The opening phases of the Ukraine war largely adhered to manoeuvre warfare principles, with the effective use of the equipment gifted to Kyiv; tanks, armoured personnel carriers, tracked artillery.
But the introduction and rapid spiral development of the drone since then represents a sea-change in infantry tactics, now accounting for the vast majority of casualties in a way that is still alien to our doctrinal approach.
The Ukrainian front today is a 10-mile-wide, 750-mile-long zone covered in sensors where anything that moves in the open is dead within minutes. It has necessitated advances in thermal and spectral camouflage to address those vulnerabilities. Platoon and section-level movement has been replaced by cautious pairs or individuals evading detection. The very essence of what the infantry prides itself on – speed, aggression, momentum – verges on obsolescence.
On Tuesday, Mykhailo Fedorov, the Ukrainian defence minister, posted a video on social media that brutally highlighted the horror of warfare today. It was a montage of Ukrainian first-person-view drone footage individually targeting Russian soldiers, each very much aware of their looming fate; some trying to outrun the drone, some bracing for the explosion, some simply begging to be spared. As a former infantry officer, it is a world away from anything I experienced in Iraq or Afghanistan.
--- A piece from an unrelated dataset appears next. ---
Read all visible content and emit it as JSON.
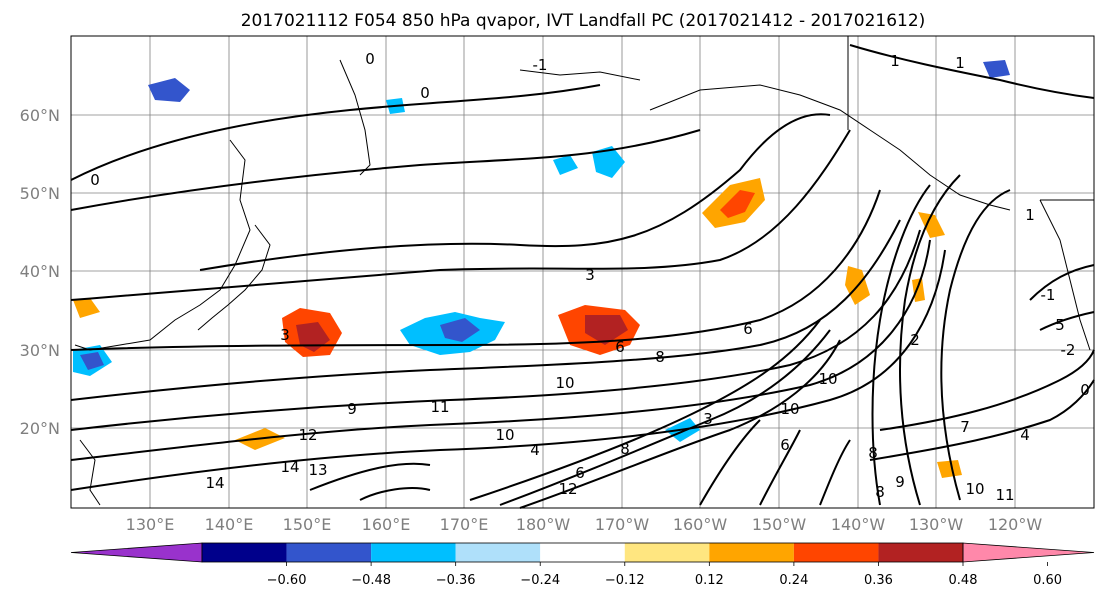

It is a brutal and harrowing watch.
The caption summarises the potency of this type of warfare. It claims that 35,000 Russian soldiers have been killed in April alone. That number is approximately 50 per cent of the regular British Army, and nearly seven times the number of troops the Army has lost in combat across all operations since 1945.
Ukraine is a bellwether for the direction of travel for modern warfare. With reports of AI-powered one-way attack drones already in use, flying and acquiring targets of opportunity according to their own target set, the future is already here.